Obama’s Legacy Is Looking Pretty Good Today. Just One Problem: Iran. 

Iranians walk over a picture of President Obama during a demonstration against the nuclear agreement in Tehran on May 29, 2015.

Photo by Atta Kenare/AFP/Getty Images

On a day when the Supreme Court shot down a major challenge to President Obama’s domestic legacy, things aren’t looking quite so promising for what he hopes will be his most significant lasting foreign policy accomplishment: a comprehensive deal ending the long standoff over Iran’s nuclear program. 

A group of high-ranking experts, former politicians, and diplomats issued an open letter today warning that the deal currently on the table “will not prevent Iran from having a nuclear weapons capability” and “may fall short of meeting the administration’s own standard of a ‘good’ agreement.” Among the signatories are five former Obama administration advisers, including former CIA Director David Petraeus and former Middle East negotiator and Iran policy chief Dennis Ross. Republicans are already seizing on the letter (Jeb Bush tweeted it to his followers this morning) as evidence that not even the president’s supporters will back the deal.

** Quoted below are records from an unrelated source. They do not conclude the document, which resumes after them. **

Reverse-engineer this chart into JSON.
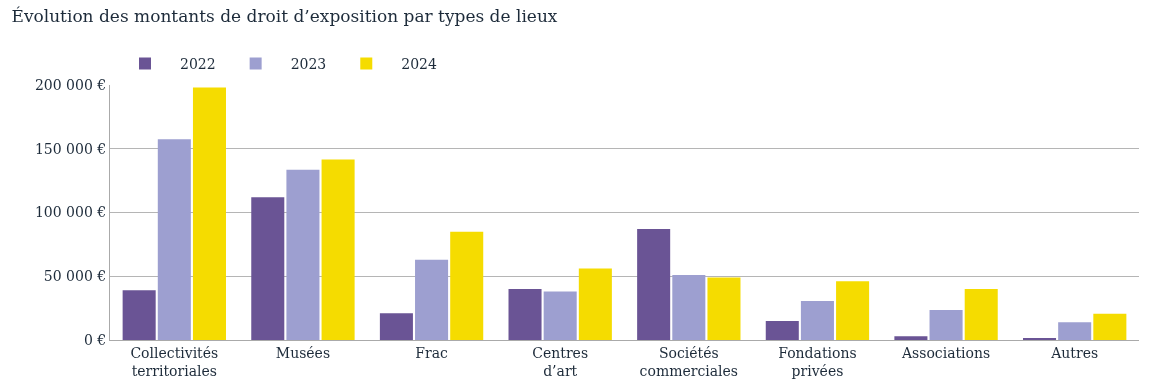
{
  "chart_data": {
    "type": "bar",
    "title": "Évolution des montants de droit d’exposition par types de lieux",
    "categories": [
      "Collectivités\nterritoriales",
      "Musées",
      "Frac",
      "Centres\nd’art",
      "Sociétés\ncommerciales",
      "Fondations\nprivées",
      "Associations",
      "Autres"
    ],
    "series": [
      {
        "name": "2022",
        "color": "#6a5495",
        "values": [
          39000,
          112000,
          21000,
          40000,
          87000,
          15000,
          3000,
          1500
        ]
      },
      {
        "name": "2023",
        "color": "#9d9fd0",
        "values": [
          157500,
          133500,
          63000,
          38000,
          51000,
          30500,
          23500,
          14000
        ]
      },
      {
        "name": "2024",
        "color": "#f5dc00",
        "values": [
          198000,
          141500,
          85000,
          56000,
          49000,
          46000,
          40000,
          20500
        ]
      }
    ],
    "ylim": [
      0,
      200000
    ],
    "yticks": [
      {
        "value": 0,
        "label": "0 €"
      },
      {
        "value": 50000,
        "label": "50 000 €"
      },
      {
        "value": 100000,
        "label": "100 000 €"
      },
      {
        "value": 150000,
        "label": "150 000 €"
      },
      {
        "value": 200000,
        "label": "200 000 €"
      }
    ],
    "grid": "y",
    "legend": "top left"
  }
}
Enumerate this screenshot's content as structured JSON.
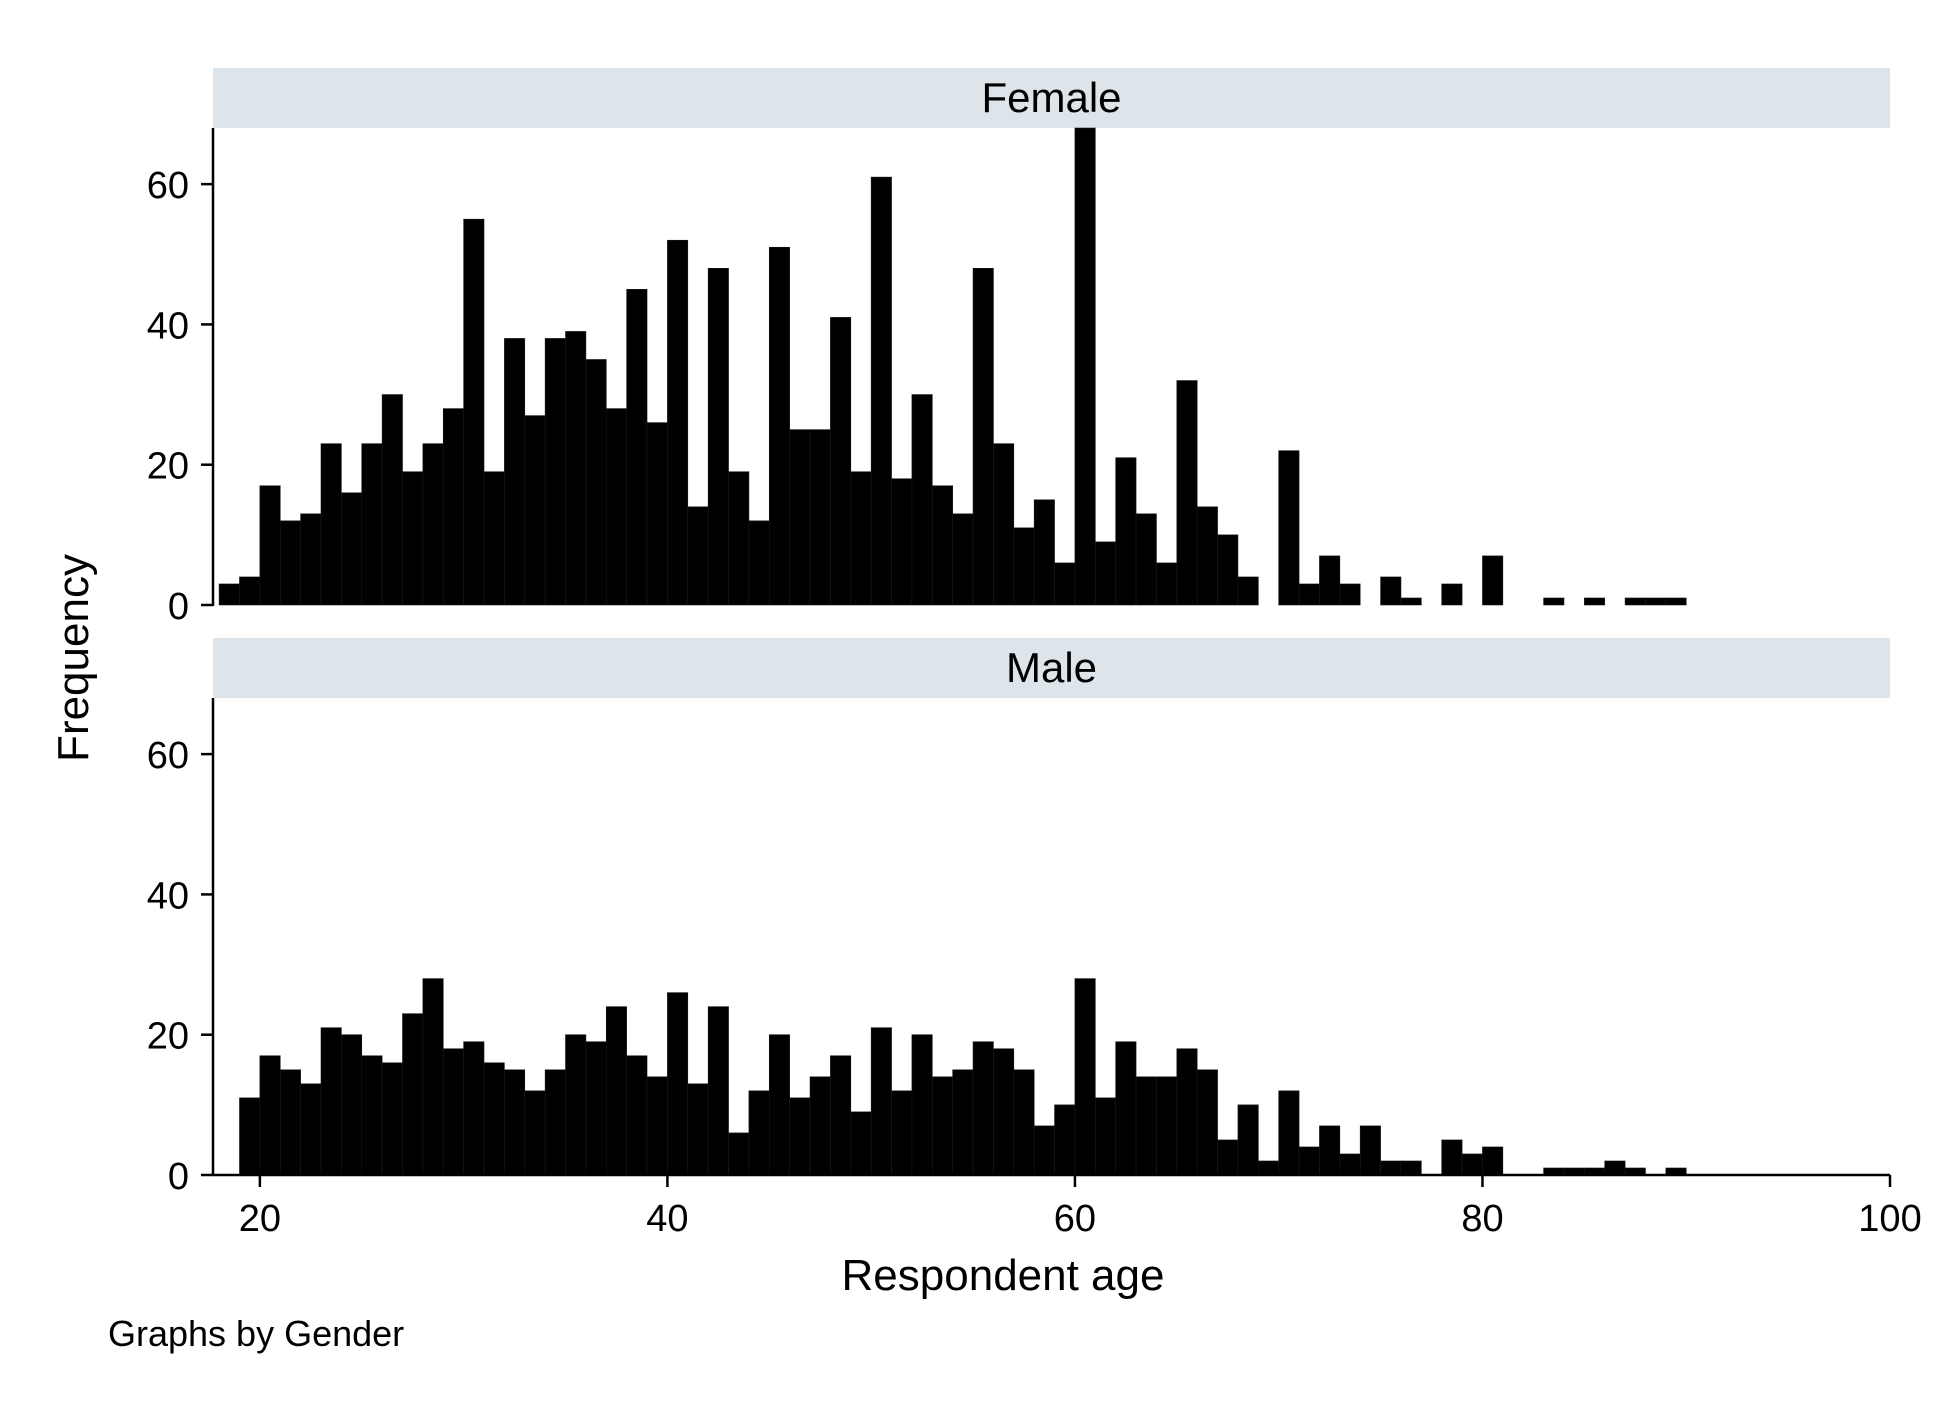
{
  "chart_data": {
    "type": "bar",
    "xlabel": "Respondent age",
    "ylabel": "Frequency",
    "note": "Graphs by Gender",
    "xlim": [
      17.7,
      100
    ],
    "ylim": [
      0,
      68
    ],
    "x_ticks": [
      20,
      40,
      60,
      80,
      100
    ],
    "y_ticks": [
      0,
      20,
      40,
      60
    ],
    "bin_width": 1,
    "colors": {
      "bar": "#000000",
      "strip": "#dde5ea",
      "axis": "#000000",
      "background": "#ffffff"
    },
    "panels": [
      {
        "name": "Female",
        "bin_start": 18,
        "values": [
          3,
          4,
          17,
          12,
          13,
          23,
          16,
          23,
          30,
          19,
          23,
          28,
          55,
          19,
          38,
          27,
          38,
          39,
          35,
          28,
          45,
          26,
          52,
          14,
          48,
          19,
          12,
          51,
          25,
          25,
          41,
          19,
          61,
          18,
          30,
          17,
          13,
          48,
          23,
          11,
          15,
          6,
          68,
          9,
          21,
          13,
          6,
          32,
          14,
          10,
          4,
          0,
          22,
          3,
          7,
          3,
          0,
          4,
          1,
          0,
          3,
          0,
          7,
          0,
          0,
          1,
          0,
          1,
          0,
          1,
          1,
          1
        ]
      },
      {
        "name": "Male",
        "bin_start": 18,
        "values": [
          0,
          11,
          17,
          15,
          13,
          21,
          20,
          17,
          16,
          23,
          28,
          18,
          19,
          16,
          15,
          12,
          15,
          20,
          19,
          24,
          17,
          14,
          26,
          13,
          24,
          6,
          12,
          20,
          11,
          14,
          17,
          9,
          21,
          12,
          20,
          14,
          15,
          19,
          18,
          15,
          7,
          10,
          28,
          11,
          19,
          14,
          14,
          18,
          15,
          5,
          10,
          2,
          12,
          4,
          7,
          3,
          7,
          2,
          2,
          0,
          5,
          3,
          4,
          0,
          0,
          1,
          1,
          1,
          2,
          1,
          0,
          1,
          0,
          0,
          0,
          0,
          0
        ]
      }
    ]
  }
}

Any agreement that is reached will be subject to a congressional review period, and the letter will bolster the case of opponents who argue that the White House is giving away the store out of an overwhelming desire to save the deal. Even getting to a deal that Republicans can try to kill is hardly a foregone conclusion at this point. The deadline for an agreement is June 30, and right now it seems very likely it could be extended at least a few days—but that might not be enough. Russia’s deputy foreign minister, Sergei Ryabkov, who is attending the talks, says the agreement is 90 percent completed, “but this concerns the amount of the text, not the importance of the issues.”  Those issues are going to be tough ones to crack.

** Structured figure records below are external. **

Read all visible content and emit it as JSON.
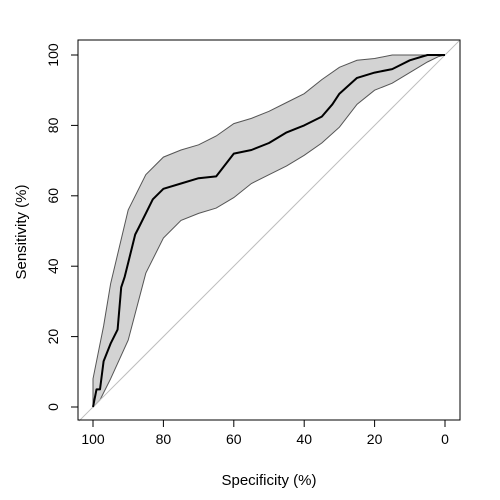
{
  "chart_data": {
    "type": "line",
    "title": "",
    "xlabel": "Specificity (%)",
    "ylabel": "Sensitivity (%)",
    "xlim": [
      100,
      0
    ],
    "ylim": [
      0,
      100
    ],
    "x_reversed": true,
    "x_ticks": [
      "100",
      "80",
      "60",
      "40",
      "20",
      "0"
    ],
    "y_ticks": [
      "0",
      "20",
      "40",
      "60",
      "80",
      "100"
    ],
    "grid": false,
    "legend": "none",
    "colors": {
      "roc_line": "#000000",
      "ci_band_fill": "#d3d3d3",
      "ci_band_edge": "#555555",
      "reference_line": "#bebebe",
      "frame": "#000000"
    },
    "series": [
      {
        "role": "roc-curve",
        "x": [
          100,
          99,
          98,
          97,
          95,
          93,
          92,
          91,
          90,
          89,
          88,
          87,
          85,
          83,
          80,
          75,
          70,
          65,
          60,
          55,
          50,
          45,
          40,
          35,
          32,
          30,
          25,
          20,
          15,
          13,
          10,
          5,
          3,
          0
        ],
        "y": [
          0,
          5,
          5,
          13,
          18,
          22,
          34,
          37,
          41,
          45,
          49,
          51,
          55,
          59,
          62,
          63.5,
          65,
          65.5,
          72,
          73,
          75,
          78,
          80,
          82.5,
          86,
          89,
          93.5,
          95,
          96,
          97,
          98.5,
          100,
          100,
          100
        ]
      },
      {
        "role": "ci-upper",
        "x": [
          100,
          97,
          95,
          90,
          85,
          80,
          75,
          70,
          65,
          60,
          55,
          50,
          45,
          40,
          35,
          30,
          25,
          20,
          15,
          13,
          10,
          5,
          2,
          0
        ],
        "y": [
          8,
          23,
          35,
          56,
          66,
          71,
          73,
          74.5,
          77,
          80.5,
          82,
          84,
          86.5,
          89,
          93,
          96.5,
          98.5,
          99,
          100,
          100,
          100,
          100,
          100,
          100
        ]
      },
      {
        "role": "ci-lower",
        "x": [
          100,
          98,
          95,
          90,
          85,
          80,
          75,
          70,
          65,
          60,
          55,
          50,
          45,
          40,
          35,
          30,
          25,
          20,
          15,
          10,
          5,
          2,
          0
        ],
        "y": [
          0,
          2,
          8,
          19,
          38,
          48,
          53,
          55,
          56.5,
          59.5,
          63.5,
          66,
          68.5,
          71.5,
          75,
          79.5,
          86,
          90,
          92,
          95,
          98,
          99.5,
          100
        ]
      }
    ],
    "reference_line": {
      "from": [
        100,
        0
      ],
      "to": [
        0,
        100
      ]
    }
  }
}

Last week Secretary of State John Kerry suggested that the U.S. was “not fixated” on Iran accounting for past military nuclear activities—which it has been highly reluctant to do—and was more concerned about preventing a bomb in the future. But after days of heavy criticism and questions from the U.S. media, Kerry reportedly telephoned his Iranian counterpart to inform him that “the past does matter.” Even more concerning, earlier this week Iran’s supreme leader, Ayatollah Ali Khamenei, demanded that sanctions be lifted before Iran dismantles its nuclear infrastructure, and ruled out a freeze on nuclear enrichments or international inspections—both of which were important components of the preliminary deal last spring.

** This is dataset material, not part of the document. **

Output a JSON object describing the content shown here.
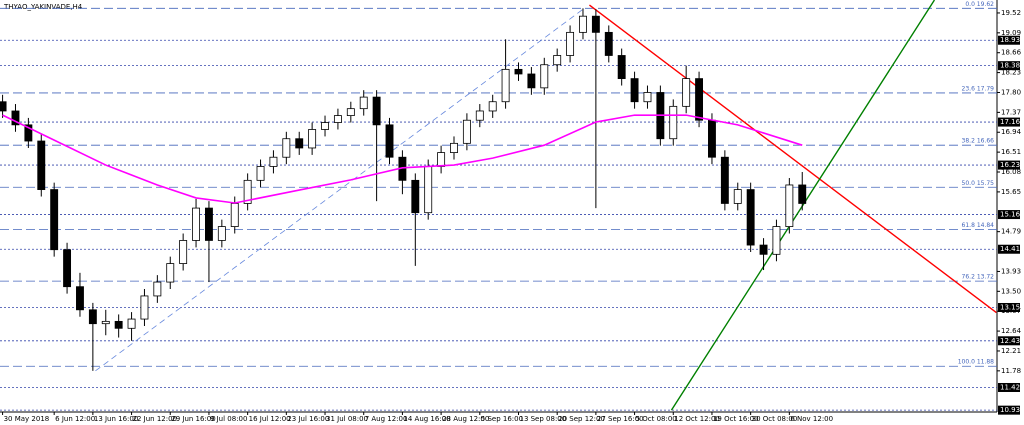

I still think it’s a mistake to assume the talks are doomed. They’ve been prematurely declared doomed before, and yet here we are, with everyone still talking. According to the Washington Post, the current U.S. plan to bridge the gap on the sanctions relief timing, which has been the biggest public sticking point, is to draft language that provides “for an ‘implementation period,’ after which Iran could declare that sanctions would be lifted on ‘day one’ after that period.”

Basically, the negotiators need to craft language that will let the Iranians say that sanctions relief will be immediate, and let the Americans say that it will be gradual. This will likely require some obfuscating if not outright misleading language. For this deal to work, these politicians need to act like politicians.